Par Dr Zakia Laroussi
À l’ère des recompositions géopolitiques accélérées, où les équilibres d’influence se redessinent au gré des crises, des alliances mouvantes et des batailles narratives, la diplomatie ne peut plus être envisagée comme un domaine réservé à l’État, ni comme une pratique exclusivement institutionnelle. Elle s’est progressivement élargie pour devenir un espace hybride, où interagissent acteurs publics et forces vives de la société, savoirs académiques, dynamiques culturelles et initiatives citoyennes. Dans ce nouveau paysage, la diplomatie parallèle s’impose comme une forme contemporaine d’action internationale, capable d’atteindre les profondeurs humaines, symboliques et culturelles des relations entre les nations.
C’est dans cet horizon intellectuel et stratégique qu’a émergé, de manière légale et structurée, la Fédération marocaine pour la diplomatie parallèle. Sa création procède d’une conscience nationale aiguë des enjeux contemporains et d’une volonté assumée de traduire une idée en institution, une vision en dispositif d’action.

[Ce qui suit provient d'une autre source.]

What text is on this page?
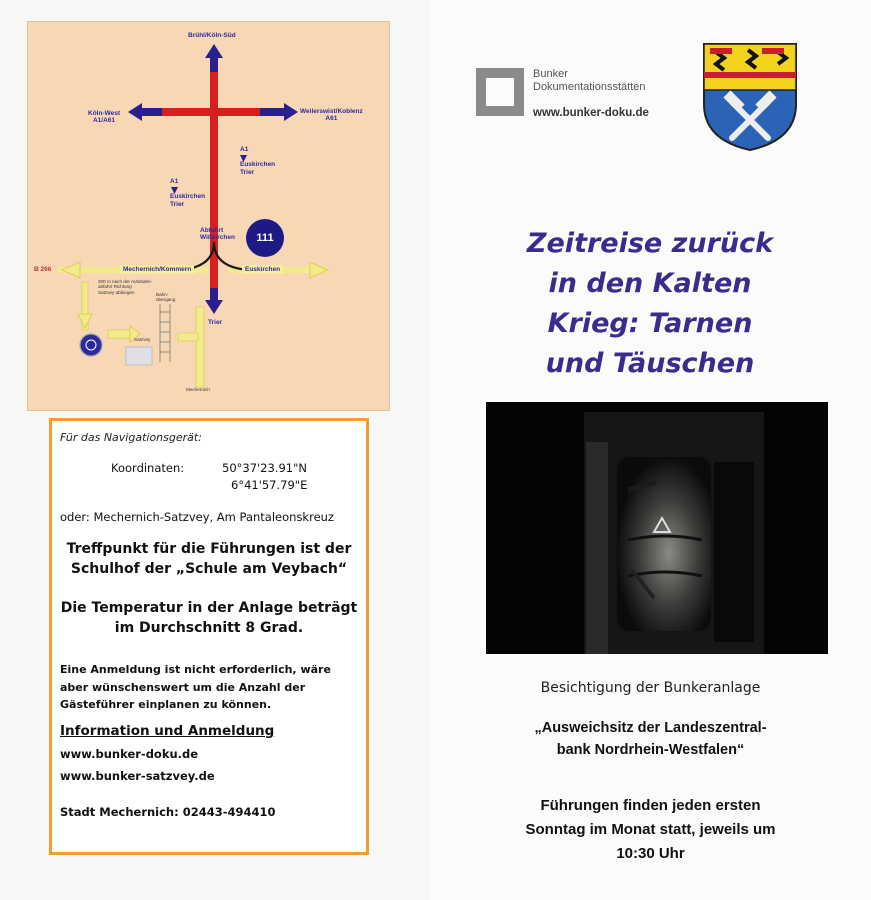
Brühl/Köln-Süd
Köln-West
A1/A61
Weilerswist/Koblenz
A61
A1
Euskirchen
Trier
A1
Euskirchen
Trier
Abfahrt
Wißkirchen	111
B 266	Mechernich/Kommern	Euskirchen
200 m nach der Autobahn-
abfahrt Richtung
Satzvey abbiegen
Trier
Bahn-
übergang
Satzvey
Mechernich
Für das Navigationsgerät:
Koordinaten:	50°37'23.91"N
6°41'57.79"E
oder: Mechernich-Satzvey, Am Pantaleonskreuz
Treffpunkt für die Führungen ist der
Schulhof der „Schule am Veybach“
Die Temperatur in der Anlage beträgt
im Durchschnitt 8 Grad.
Eine Anmeldung ist nicht erforderlich, wäre
aber wünschenswert um die Anzahl der
Gästeführer einplanen zu können.
Information und Anmeldung
www.bunker-doku.de
www.bunker-satzvey.de
Stadt Mechernich: 02443-494410
Bunker
Dokumentationsstätten
www.bunker-doku.de
Zeitreise zurück
in den Kalten
Krieg: Tarnen
und Täuschen
Besichtigung der Bunkeranlage
„Ausweichsitz der Landeszentral-
bank Nordrhein-Westfalen“
Führungen finden jeden ersten
Sonntag im Monat statt, jeweils um
10:30 Uhr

La Fédération se donne pour ambition de contribuer, avec sérieux et responsabilité, à la défense des intérêts supérieurs du Royaume du Maroc et au renforcement de son rayonnement régional et international, en mobilisant les instruments les plus efficients de la puissance douce : le savoir, la culture, le dialogue interculturel et l’art du plaidoyer éclairé.
Loin d’être une structure associative supplémentaire dans un champ civique déjà dense, la Fédération se présente avant tout comme un projet diplomatique, culturel et stratégique. Elle repose sur la conviction que la compétition internationale contemporaine ne se joue plus uniquement dans les arènes classiques du pouvoir, mais aussi dans les universités, les centres de recherche, les espaces médiatiques et les sphères de production du sens. En ce sens, elle rejoint l’intuition d’Antonio Gramsci, pour qui l’hégémonie durable ne procède pas seulement de la contrainte, mais de la capacité à produire un récit du monde intelligible, crédible et accepté par autrui.
La Fédération marocaine pour la diplomatie parallèle s’inscrit ainsi dans une logique de complémentarité assumée avec la diplomatie officielle. Elle ne prétend ni s’y substituer ni en concurrencer les prérogatives, mais agir comme un front civique souple, compétent et rigoureusement aligné sur les constantes nationales et les choix souverains de l’État. Une approche qui fait écho à la pensée d’Ibn Khaldoun, pour qui la solidité des États repose moins sur la coercition que sur la cohésion symbolique, la légitimité du sens partagé et la force du lien entre gouvernants et société.
La crédibilité de cette initiative tient également à la qualité de son leadership. À sa tête, M. Issa Babana Alaoui incarne une conception exigeante et patiente de l’action diplomatique, fondée sur l’expérience, la probité et la construction durable des projets. À ses côtés, Mme Majda Karimi représente une élite féminine marocaine éclairée, consciente que la culture n’est pas un simple ornement discursif, mais un instrument central d’influence dans un monde où les décisions se préparent souvent en amont, dans les sphères du savoir, avant d’atteindre les cercles du pouvoir politique.
La Fédération fait le pari d’une diplomatie culturelle de haute exigence, portée par une pluralité de compétences issues de l’histoire, du droit, de la littérature, des sciences humaines et des sciences exactes. Cette diplomatie ne s’oppose pas à la diplomatie dite « dure », mais la complète et la renforce, à l’image de l’ombre qui donne sa profondeur au corps sous l’intensité de la lumière. Lorsqu’une action politique s’appuie sur une légitimité cognitive et culturelle, elle gagne en capacité de persuasion, en crédibilité et en profondeur stratégique.
À un moment où la puissance des États se mesure de plus en plus à leur aptitude à convaincre plutôt qu’à contraindre, à façonner leur image plutôt qu’à imposer leurs positions, la Fédération marocaine pour la diplomatie parallèle apparaît comme une expérience prometteuse, digne d’attention et de soutien. Elle a choisi de faire du savoir un ambassadeur, de la culture un pont et de la nation une boussole, transformant l’appartenance en pratique et l’émotion en projet structuré. Elle incarne une diplomatie issue de la société, tournée vers elle, et agissant pour l’État sans jamais s’y substituer. À travers elle, la nation devient une idée en mouvement, portée par ses citoyens, l’une des expressions les plus abouties du patriotisme contemporain.